“Vergognatevi, assassini. Siete dei mostri. Assassini andate via, avete ucciso mio figlio, un ragazzino di 17 anni”, le sue grida alla lettura delle sentenza hanno scatenato il caos nell’aula del Tribunale di Napoli, tanto che la presidente è stata costretta a sospendere l’udienza.
Ad essere allontanata dall’aula insieme con altri familiari è stata la mamma di Nicholas Di Martino, il ragazzo di 17 anni ucciso con sette coltellate al culmine di una lite tra giovani la notte del 25 maggio del 2020 a Gragnano.

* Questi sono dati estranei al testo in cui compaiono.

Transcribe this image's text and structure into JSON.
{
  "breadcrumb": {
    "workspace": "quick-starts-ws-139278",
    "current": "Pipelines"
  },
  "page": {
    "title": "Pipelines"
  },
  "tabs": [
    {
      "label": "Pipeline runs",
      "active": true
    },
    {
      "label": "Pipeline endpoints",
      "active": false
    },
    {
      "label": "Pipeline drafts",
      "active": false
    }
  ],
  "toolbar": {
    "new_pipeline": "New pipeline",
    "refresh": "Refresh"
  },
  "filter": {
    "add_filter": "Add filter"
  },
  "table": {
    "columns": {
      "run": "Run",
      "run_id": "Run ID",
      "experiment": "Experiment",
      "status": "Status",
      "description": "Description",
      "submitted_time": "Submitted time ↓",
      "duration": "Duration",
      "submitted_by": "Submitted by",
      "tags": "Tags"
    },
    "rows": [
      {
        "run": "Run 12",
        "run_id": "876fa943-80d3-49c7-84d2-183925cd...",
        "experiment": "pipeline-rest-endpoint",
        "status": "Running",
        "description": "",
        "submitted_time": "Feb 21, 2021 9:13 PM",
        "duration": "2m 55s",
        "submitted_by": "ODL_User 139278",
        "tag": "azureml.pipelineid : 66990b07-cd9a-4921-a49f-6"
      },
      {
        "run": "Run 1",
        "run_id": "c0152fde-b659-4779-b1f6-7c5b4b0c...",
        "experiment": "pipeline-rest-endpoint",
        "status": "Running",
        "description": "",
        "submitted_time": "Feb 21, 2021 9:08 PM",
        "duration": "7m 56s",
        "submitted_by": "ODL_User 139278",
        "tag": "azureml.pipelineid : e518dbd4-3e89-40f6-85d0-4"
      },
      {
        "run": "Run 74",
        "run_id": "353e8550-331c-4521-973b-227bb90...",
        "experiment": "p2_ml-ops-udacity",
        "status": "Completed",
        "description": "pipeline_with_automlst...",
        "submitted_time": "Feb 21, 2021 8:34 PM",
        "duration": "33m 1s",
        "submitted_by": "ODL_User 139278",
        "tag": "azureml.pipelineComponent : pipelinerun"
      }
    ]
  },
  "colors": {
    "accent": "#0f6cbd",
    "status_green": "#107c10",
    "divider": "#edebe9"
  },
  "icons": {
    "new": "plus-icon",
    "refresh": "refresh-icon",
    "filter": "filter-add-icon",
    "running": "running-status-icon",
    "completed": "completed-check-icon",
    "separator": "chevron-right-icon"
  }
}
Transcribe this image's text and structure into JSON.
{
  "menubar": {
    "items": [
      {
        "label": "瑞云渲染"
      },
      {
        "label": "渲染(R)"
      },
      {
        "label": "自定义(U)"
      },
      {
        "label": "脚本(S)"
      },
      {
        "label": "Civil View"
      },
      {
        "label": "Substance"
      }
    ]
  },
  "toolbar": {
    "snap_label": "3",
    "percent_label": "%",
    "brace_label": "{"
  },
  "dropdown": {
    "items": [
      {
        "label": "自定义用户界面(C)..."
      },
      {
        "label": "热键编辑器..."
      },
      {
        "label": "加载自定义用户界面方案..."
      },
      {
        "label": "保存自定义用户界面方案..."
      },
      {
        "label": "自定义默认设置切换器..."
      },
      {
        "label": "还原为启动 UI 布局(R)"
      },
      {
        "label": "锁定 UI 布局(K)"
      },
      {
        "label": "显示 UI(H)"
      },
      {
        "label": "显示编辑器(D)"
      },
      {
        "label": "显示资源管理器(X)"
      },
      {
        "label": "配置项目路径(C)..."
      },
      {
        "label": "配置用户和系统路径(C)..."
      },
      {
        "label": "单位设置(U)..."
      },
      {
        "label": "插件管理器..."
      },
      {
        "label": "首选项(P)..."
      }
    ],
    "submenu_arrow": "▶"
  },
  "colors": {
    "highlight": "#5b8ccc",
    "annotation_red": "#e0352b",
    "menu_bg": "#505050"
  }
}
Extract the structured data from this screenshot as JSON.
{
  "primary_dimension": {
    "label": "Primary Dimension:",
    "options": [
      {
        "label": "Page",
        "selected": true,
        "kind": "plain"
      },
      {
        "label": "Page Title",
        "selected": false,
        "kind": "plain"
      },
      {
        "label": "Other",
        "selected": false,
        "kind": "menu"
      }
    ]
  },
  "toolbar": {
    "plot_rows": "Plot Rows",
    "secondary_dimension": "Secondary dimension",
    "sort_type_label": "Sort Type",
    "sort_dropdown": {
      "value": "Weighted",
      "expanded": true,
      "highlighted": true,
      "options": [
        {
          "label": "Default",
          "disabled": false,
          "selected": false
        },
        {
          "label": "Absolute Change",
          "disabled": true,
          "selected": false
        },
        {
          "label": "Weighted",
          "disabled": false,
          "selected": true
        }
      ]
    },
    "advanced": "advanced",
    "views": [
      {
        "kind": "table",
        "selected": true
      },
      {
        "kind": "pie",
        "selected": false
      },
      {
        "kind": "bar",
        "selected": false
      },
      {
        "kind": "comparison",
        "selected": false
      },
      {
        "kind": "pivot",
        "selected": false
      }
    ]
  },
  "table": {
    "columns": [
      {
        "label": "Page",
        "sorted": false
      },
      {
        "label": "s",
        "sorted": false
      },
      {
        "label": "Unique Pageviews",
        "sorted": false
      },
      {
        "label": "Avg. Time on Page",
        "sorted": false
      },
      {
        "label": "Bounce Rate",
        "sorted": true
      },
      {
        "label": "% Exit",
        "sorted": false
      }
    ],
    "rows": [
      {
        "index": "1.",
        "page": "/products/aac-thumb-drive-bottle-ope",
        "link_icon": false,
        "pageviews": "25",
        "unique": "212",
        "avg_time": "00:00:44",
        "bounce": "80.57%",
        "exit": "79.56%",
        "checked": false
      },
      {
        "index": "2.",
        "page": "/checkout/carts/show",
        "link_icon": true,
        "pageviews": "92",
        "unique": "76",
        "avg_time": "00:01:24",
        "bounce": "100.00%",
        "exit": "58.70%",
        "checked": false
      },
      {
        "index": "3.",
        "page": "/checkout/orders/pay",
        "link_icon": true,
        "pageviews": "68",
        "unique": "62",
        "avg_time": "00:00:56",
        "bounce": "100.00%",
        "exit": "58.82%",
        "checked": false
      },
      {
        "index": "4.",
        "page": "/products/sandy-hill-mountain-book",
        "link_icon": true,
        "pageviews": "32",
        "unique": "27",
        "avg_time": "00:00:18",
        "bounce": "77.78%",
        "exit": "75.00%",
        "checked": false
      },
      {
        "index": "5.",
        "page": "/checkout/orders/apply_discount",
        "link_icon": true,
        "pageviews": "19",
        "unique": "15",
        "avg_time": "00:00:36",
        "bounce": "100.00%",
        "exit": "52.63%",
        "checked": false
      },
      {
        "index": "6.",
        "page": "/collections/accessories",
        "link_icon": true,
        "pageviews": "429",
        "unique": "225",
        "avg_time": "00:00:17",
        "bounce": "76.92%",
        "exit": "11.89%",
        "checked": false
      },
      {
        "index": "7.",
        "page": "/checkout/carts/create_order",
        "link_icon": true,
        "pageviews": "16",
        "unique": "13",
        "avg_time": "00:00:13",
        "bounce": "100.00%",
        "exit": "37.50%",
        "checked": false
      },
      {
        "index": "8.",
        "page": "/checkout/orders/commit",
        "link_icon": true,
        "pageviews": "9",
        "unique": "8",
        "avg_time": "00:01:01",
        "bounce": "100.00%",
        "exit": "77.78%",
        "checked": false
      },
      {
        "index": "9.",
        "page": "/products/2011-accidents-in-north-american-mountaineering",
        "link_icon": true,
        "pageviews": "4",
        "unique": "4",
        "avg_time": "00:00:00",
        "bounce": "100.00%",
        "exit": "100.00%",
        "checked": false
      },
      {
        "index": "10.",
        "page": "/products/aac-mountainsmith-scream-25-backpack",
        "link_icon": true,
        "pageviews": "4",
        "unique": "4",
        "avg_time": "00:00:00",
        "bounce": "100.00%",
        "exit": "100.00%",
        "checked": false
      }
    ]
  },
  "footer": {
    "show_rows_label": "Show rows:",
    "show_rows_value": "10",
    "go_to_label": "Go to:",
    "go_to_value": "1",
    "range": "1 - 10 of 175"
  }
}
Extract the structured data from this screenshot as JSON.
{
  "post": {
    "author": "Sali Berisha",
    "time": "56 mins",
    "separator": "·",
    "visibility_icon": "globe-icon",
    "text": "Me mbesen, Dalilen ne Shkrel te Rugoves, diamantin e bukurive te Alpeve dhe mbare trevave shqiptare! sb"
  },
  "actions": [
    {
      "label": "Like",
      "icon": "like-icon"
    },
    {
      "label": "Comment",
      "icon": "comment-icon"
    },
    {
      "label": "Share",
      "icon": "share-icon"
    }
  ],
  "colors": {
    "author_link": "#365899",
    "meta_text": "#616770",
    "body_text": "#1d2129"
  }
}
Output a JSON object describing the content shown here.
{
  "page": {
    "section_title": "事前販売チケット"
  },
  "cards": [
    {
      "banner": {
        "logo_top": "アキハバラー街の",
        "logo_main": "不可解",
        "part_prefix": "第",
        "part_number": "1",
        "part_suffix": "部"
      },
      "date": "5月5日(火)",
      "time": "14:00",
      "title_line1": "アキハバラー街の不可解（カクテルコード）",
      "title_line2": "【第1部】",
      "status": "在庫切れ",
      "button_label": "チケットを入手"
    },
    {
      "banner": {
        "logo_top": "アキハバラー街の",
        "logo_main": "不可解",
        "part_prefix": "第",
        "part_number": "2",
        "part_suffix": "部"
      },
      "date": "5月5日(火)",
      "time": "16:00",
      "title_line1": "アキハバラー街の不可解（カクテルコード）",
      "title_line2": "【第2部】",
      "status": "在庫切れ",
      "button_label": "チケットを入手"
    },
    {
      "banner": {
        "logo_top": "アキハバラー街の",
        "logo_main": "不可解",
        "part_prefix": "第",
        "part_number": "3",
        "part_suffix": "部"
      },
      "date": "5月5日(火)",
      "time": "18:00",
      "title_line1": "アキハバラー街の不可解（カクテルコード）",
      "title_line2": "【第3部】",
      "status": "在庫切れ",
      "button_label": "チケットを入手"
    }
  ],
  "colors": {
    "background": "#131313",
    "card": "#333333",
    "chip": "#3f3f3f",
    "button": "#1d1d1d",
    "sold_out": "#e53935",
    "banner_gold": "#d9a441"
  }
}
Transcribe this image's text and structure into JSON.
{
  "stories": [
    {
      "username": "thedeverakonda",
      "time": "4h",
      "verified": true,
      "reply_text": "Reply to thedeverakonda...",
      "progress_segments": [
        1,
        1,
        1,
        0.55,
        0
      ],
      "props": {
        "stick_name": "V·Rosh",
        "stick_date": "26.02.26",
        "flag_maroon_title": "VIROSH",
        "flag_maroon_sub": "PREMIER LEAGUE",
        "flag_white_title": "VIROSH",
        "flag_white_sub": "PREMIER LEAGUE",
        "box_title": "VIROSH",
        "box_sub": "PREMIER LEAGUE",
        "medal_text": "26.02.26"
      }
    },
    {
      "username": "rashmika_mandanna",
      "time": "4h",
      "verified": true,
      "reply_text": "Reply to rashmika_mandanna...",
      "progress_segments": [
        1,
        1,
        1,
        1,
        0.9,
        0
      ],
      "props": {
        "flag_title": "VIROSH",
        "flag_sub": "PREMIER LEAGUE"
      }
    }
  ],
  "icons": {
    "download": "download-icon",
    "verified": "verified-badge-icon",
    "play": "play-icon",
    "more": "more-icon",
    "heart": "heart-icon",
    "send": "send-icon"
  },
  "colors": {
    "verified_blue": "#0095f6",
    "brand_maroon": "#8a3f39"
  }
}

La donna è la sorella del boss ergastolano Nicola Carfora detto o’ fuoco ex killer del disciolto clan Imparato di Castellammare e Monti Lattari.
Il processo di Appello si è svolto davanti alla Quinta sezione penale del Tribunale di Napoli che ha confermato di 18 anni di carcere per Maurizio Apicella, autore della coltellata mortale e ha ridotto a 9 anni e 4 mesi la condanna per il complice Ciro Di Lauro condannato in primo grado a dieci anni.
Respinta la richiesta della Procura che aveva chiesto una condanna a 20 anni per entrambi, perché “hanno agito in preda a furia omicida”. I familiari del ragazzo erano assistiti dai penalisti Giovanni Zara e Raffaele Attanasio.